Russian hackers accused of targeting U.S. intelligence community with spear phishing campaign

Washington — Russia-based hackers conducted a sophisticated cyber campaign against American intelligence officials, including contractors at the State and Defense Departments, as part of an international operation that included NATO members and Ukraine, the Justice Department alleged Thursday.

Prosecutors accused an officer in Russia’s Federal Security Service (FSB) and another co-defendant of carrying out a spear phishing campaign between October 2016 and October 2022 against current and former employees of the U.S. intelligence community, defense contractors and Energy Department facilities.

Ruslan Aleksandrovich Peretyatko — the FSB officer — and Andrey Stanislavovich Korinets, who are both part of an organization known as the Callisto Group, allegedly used spoof email accounts that appeared to be from legitimate individuals to trick victims into providing their login credentials in order to access their email accounts, according to a federal indictment unsealed in California. 

The two are charged with one count of conspiracy to commit computer fraud and abuse.

Think tank researchers and journalists in the United Kingdom and other Western nations were also targeted in the alleged Russian hacking campaign, investigators said, and Justice Department officials placed the blame squarely at the feet of the Russian government. 

“Through this malign influence activity directed at the democratic processes of the United Kingdom, Russia again demonstrates its commitment to using weaponized campaigns of cyber espionage against such networks in unacceptable ways,” Assistant Attorney General Matthew Olsen, head of the Justice Department’s National Security Division, said in a statement. 

Both defendants are currently wanted by the FBI and believed to be in Russia.

According to a Justice Department official, the FSB unit where Peretyatko works — FSB 18 — is supposed to act as a counterpart to the FBI’s cybersecurity arm, but in this case, it was utilized offensively in an attack, which poses a unique risk. And while U.S. officials say all nations engage in intelligence gathering, what sets this operation apart is FSB 18’s partnership with cybercriminals and its weaponization of information to destabilize democratic processes in the U.K. 

The FBI and other private entities will continue to track FSB 18’s work, the officials said Thursday, especially heading into the 2024 presidential election in the U.S. The investigation is ongoing. Federal investigators are conducting damage assessments on the information obtained by the hackers, the officials said. 

Earlier Thursday, the U.K. announced that it had detected “malicious cyber activity attempting to interfere in U.K. politics and democratic processes,” which its National Cyber Security Centre said was “part of a broader pattern of cyber activity conducted by the Russian Intelligence Services across the globe.”

NSCS, which is a part of the U.K.’s intelligence and security agency, GCHQ, said the activity included spear phishing lawmakers from multiple U.K. political parties that has been occurring since at least 2015, compromising and leaking U.K.-U.S. trade documents ahead of the 2019 U.K. election, and targeting journalists and non-governmental and civil society organizations.
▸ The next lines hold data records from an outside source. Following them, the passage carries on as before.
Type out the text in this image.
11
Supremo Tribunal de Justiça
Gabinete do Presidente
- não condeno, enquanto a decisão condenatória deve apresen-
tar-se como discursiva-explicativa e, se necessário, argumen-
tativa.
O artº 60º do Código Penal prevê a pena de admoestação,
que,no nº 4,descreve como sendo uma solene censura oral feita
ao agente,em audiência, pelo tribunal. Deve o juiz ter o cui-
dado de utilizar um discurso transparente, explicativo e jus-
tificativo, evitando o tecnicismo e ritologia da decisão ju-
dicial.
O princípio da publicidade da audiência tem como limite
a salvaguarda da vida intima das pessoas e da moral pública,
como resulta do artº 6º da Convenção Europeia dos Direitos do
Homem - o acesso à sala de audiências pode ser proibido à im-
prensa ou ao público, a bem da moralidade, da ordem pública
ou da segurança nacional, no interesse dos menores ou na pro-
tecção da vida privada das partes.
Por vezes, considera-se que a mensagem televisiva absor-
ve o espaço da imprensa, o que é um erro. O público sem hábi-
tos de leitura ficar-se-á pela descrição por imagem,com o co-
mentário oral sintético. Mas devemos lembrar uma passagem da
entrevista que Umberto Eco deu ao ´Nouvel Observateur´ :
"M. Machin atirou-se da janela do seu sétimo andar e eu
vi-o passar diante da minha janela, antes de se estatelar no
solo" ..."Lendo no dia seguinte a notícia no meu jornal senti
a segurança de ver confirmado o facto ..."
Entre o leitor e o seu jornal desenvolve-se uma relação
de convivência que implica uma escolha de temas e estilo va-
It said the hackers, from a group called “Star Blizzard,” were “almost certainly subordinate to” the FSB, and had selectively leaked information they obtained “in line with Russian confrontation goals, including to undermine trust in politics in the U.K. and likeminded states.”

“Russia’s use of cyber operations to further its attempts at political interference is wholly unacceptable and we are resolute in calling out this pattern of activity with our partners,” Paul Chichester, NCSC director of operations, said in a statement. “Individuals and organizations which play an important role in our democracy must bolster their security and we urge them to follow the recommended steps in our guidance to help prevent compromises.”

Leo Docherty, minister for the U.K. Foreign Office, told British lawmakers that two individuals had been sanctioned and Russia’s ambassador had been summoned, CBS News partner network BBC News reported.